In the play-within-a-play, we learn George is “waiting on a letter from my publisher about my new novel, Next Stop Ronkonkama. It’s the story of a Long Island Rail Road trip told from 100 different perspectives.” George is outraged to discover their rent “is being increased to $2,500 a month? $2,500? For a measly five-bedroom with crown molding, office, and fireplace on 73rd Street?”
Suddenly we are zooming back in time, to the 1950s, where George recalls being encouraged by another boy to see a body on the train tracks, which—yawn—he had already seen; and attending the Chauncey School for Misfits. “It’s just me and a nun and a young Robert Durst. Fun fact. Bobby Durst’s and I’’ mothers jumped off the same roof! But that’s not why I hate women. Which I don’t. And any cunt who says I do isn’t fit to hold my mother’s ashes.”
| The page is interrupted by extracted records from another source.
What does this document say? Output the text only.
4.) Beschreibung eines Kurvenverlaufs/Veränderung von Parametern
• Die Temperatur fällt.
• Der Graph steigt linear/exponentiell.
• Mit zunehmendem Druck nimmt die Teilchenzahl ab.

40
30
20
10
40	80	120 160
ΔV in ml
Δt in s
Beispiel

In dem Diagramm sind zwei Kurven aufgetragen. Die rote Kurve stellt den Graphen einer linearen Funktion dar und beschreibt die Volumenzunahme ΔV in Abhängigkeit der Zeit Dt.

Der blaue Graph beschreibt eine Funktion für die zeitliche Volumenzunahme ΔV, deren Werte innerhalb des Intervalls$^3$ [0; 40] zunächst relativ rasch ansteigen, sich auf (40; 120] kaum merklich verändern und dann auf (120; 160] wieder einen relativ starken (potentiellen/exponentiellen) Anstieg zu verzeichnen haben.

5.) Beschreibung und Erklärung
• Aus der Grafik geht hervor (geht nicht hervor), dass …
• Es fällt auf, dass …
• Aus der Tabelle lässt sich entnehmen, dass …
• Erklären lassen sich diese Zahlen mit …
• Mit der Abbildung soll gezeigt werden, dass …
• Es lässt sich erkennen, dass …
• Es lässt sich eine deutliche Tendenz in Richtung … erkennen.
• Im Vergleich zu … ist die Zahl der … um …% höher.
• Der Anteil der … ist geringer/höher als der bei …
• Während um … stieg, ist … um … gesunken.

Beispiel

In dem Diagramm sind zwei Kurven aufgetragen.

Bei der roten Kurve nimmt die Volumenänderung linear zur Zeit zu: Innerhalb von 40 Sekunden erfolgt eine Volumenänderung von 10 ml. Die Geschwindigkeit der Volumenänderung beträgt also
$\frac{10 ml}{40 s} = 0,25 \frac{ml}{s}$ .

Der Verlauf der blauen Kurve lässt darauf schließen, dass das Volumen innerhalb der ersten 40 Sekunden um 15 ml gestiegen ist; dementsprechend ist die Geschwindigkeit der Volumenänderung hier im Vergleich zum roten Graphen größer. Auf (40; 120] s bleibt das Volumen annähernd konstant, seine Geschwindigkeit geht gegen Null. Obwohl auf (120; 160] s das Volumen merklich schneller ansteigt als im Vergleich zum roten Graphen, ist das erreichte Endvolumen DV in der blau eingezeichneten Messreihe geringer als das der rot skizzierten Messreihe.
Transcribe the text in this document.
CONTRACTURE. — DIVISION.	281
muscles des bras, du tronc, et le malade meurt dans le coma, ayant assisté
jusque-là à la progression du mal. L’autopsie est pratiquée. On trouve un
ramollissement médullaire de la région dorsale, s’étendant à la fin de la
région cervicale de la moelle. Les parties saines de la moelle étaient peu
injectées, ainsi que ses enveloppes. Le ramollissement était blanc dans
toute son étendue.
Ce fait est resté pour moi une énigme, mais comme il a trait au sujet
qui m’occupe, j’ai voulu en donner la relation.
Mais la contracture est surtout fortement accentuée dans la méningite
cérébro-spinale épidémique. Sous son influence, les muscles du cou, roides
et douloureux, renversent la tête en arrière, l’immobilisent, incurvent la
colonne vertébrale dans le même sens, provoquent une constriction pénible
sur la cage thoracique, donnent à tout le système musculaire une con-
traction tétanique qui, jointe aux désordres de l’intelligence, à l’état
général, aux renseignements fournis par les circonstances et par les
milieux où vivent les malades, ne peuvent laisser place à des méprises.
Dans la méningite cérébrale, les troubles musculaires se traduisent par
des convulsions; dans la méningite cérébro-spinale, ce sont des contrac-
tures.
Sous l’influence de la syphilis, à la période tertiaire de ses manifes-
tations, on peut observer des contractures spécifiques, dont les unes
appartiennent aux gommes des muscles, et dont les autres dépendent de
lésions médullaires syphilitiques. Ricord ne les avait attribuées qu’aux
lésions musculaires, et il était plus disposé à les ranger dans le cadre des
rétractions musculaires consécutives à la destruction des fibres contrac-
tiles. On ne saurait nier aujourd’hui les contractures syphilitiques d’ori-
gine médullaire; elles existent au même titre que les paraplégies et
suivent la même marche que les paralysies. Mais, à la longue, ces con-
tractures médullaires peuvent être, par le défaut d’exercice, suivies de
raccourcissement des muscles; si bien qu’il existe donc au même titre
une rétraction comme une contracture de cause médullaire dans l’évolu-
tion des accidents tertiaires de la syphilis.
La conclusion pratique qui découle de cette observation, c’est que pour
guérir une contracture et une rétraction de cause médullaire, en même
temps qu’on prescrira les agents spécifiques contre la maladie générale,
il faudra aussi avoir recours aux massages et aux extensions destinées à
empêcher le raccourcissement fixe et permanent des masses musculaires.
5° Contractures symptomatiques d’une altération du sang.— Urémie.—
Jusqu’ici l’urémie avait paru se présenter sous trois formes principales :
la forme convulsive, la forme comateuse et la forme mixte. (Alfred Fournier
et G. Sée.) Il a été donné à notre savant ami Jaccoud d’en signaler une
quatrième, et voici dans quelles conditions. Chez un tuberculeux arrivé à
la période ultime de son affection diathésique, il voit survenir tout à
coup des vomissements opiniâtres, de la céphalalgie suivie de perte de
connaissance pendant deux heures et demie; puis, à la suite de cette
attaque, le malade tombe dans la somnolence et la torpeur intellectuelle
The years flash by—the ’70s is marked by particularly gray, sugary coffee—and then the chance for stardom at NY1, the news channel no one with Time Warner can avoid, presents itself. And this after a surrealist ballet involving a giant tuna, which the men will hope will net them a special Tony Award.
Events in Oh, Hello move to a time-traversing conclusion—professional and personal success and failure having hurtled by—at the men’s diner. The passage of years is marked by the sporting of a mustache. Gil is looking at new acting parts: “I play a secret agent who is trying to protect his family. It’s titled How Dare You Steal My Daughter.” George has a smash hit young adult novel series, Dracula Jr., so popular “mainly because it describes how to make a bomb.”
The Oh, Hello devoted left the Lyceum in audible bliss, while newcomers were happily dazed by the onslaught of jokes, skits, wordplay, meta-everything, and verbal carnage. Kroll, Mulaney, Faizon, St. Geegland, Reddington, and Stone would want it no other way.
A mini-wave of sadness settled over this audience member, with the knowledge that it will be a while before the late 1970s is captured as vividly it was in Oh, Hello: “New York is a bankrupt, crime-ridden mess and it’s awesome. Tires roll down the street on fire, and inside those tires? Babies with knives.”